Zunna screamed, bounding erect—"You have killed Kran!" she shrieked, flying at the Englishman who stood struck speechless.

Then she halted suddenly, wavered, drew a hand languidly across her brow —she slid down to lie with her arms about the motionless body of her lover.

And this body moved suddenly, made aimless motions with hands and feet, then sat up, disengaging itself from the clinging arms of the still senseless girl.

Kran looked up at Kane and grinned, a sly, knowing grin which seemed out of place on his face somehow. Kane started. Those soft eyes had changed in expression and were now hard and glittering and snaky—N'Longa's eyes!

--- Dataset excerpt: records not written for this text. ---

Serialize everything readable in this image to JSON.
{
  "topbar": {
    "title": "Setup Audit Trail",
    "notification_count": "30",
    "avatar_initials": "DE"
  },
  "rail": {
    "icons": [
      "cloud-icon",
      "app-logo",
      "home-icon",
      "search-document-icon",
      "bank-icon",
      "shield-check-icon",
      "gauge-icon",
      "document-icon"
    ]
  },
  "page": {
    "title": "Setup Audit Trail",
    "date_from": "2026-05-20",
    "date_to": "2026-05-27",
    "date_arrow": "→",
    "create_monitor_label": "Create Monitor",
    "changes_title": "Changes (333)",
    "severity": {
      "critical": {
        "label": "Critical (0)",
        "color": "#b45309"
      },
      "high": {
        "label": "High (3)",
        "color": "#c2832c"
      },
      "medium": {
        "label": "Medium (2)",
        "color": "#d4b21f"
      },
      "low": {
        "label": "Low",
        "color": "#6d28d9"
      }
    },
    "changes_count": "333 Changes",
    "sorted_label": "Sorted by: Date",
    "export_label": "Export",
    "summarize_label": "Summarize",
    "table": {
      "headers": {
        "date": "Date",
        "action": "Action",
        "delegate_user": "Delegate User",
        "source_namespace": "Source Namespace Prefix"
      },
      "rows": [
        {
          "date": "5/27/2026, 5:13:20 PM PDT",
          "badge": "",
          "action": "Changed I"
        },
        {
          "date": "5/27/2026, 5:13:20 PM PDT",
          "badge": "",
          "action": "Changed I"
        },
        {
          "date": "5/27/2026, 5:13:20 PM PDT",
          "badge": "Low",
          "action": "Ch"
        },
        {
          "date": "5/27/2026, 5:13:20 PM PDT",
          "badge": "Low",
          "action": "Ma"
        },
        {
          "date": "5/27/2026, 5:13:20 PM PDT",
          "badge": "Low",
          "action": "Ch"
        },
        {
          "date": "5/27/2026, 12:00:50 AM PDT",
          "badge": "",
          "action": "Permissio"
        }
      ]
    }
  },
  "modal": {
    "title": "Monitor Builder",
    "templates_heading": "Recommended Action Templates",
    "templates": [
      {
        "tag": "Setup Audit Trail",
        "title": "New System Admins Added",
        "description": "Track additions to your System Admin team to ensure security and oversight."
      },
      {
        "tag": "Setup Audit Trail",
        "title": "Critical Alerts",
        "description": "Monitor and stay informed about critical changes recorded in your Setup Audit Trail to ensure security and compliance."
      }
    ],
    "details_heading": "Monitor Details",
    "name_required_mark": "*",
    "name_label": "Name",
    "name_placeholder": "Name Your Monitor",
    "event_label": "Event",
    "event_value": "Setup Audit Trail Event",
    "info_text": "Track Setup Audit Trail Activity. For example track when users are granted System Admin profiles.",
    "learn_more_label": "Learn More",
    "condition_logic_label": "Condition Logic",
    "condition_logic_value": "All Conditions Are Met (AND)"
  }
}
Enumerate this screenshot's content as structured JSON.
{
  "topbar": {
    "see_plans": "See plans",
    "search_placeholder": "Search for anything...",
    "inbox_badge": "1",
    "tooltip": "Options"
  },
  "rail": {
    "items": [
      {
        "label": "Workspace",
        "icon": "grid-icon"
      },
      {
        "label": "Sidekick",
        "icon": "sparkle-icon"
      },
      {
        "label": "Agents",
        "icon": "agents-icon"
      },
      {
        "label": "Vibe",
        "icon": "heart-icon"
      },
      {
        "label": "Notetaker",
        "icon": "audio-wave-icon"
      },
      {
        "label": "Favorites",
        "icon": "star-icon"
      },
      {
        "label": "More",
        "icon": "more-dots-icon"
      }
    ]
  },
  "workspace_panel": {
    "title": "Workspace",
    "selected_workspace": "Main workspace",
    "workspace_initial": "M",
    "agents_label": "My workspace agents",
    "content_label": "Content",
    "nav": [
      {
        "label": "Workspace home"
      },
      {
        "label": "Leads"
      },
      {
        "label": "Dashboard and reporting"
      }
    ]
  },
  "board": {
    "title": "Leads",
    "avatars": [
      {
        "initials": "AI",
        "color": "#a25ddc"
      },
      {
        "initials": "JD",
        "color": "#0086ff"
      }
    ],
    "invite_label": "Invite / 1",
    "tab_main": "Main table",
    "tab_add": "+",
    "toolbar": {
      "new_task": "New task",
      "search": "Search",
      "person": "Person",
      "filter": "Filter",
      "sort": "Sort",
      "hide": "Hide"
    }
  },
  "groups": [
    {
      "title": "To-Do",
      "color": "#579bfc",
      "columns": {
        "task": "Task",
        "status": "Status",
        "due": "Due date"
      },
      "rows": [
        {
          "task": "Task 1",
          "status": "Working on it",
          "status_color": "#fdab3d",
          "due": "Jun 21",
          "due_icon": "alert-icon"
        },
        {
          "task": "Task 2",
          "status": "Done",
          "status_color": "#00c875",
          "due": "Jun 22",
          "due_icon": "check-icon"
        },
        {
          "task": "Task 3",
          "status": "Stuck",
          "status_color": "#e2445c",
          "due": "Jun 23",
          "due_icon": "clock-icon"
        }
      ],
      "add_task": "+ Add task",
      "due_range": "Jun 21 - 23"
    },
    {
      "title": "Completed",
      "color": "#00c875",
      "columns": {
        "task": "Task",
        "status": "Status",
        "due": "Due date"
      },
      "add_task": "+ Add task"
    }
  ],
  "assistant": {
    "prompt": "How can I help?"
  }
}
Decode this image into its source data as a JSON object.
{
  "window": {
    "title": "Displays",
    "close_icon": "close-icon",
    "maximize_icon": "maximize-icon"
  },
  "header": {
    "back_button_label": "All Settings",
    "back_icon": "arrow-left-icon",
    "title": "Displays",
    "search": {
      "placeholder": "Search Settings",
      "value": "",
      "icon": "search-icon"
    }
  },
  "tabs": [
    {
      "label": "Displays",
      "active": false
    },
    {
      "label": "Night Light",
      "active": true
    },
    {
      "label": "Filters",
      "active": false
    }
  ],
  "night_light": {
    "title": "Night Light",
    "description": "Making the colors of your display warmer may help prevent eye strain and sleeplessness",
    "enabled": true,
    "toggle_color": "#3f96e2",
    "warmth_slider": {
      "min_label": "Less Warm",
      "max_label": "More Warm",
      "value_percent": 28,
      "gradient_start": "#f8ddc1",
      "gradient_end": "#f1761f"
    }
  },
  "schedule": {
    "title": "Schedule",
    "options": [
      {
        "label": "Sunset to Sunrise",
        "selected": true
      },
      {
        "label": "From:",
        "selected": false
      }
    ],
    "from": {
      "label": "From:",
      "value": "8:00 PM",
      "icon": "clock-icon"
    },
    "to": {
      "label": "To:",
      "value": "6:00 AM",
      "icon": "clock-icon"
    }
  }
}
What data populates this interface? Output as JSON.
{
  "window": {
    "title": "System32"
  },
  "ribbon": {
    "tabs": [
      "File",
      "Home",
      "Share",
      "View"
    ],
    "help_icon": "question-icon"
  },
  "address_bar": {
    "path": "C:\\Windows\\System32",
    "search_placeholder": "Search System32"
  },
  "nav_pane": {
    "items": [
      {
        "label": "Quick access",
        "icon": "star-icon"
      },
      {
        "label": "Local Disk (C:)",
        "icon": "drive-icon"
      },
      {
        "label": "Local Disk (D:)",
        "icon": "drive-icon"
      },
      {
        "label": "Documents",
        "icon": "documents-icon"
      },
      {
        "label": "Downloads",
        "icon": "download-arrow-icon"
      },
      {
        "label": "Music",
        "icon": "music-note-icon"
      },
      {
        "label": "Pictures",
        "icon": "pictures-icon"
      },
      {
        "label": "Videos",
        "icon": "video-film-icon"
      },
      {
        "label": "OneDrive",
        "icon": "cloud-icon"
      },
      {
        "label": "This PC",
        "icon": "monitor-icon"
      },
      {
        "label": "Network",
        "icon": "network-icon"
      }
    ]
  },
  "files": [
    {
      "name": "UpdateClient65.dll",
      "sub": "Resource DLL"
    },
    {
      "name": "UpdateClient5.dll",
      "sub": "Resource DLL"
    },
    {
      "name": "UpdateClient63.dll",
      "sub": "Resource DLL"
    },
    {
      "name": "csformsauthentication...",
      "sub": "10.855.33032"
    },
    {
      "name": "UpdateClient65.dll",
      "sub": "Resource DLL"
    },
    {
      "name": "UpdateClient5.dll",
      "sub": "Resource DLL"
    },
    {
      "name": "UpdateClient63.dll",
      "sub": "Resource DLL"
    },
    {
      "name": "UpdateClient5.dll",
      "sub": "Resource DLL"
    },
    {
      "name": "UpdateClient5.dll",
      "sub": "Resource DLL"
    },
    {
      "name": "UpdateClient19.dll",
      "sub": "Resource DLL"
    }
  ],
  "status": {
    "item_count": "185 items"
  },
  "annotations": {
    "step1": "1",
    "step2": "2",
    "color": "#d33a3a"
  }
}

"Ai ya," said Kran in a grotesquely familiar voice. "Blood-brother, you got no greeting for N'Longa?"

Kane was silent. His flesh crawled in spite of himself—Kran rose and stretched his arms in an unfamiliar sort of way, as if his limbs were new to him. He slapped his breast approvingly.

"Me N'Longa!" said he in the old boastful manner. "Mighty ju-ju man! Blood-brother, not you know me, eh?"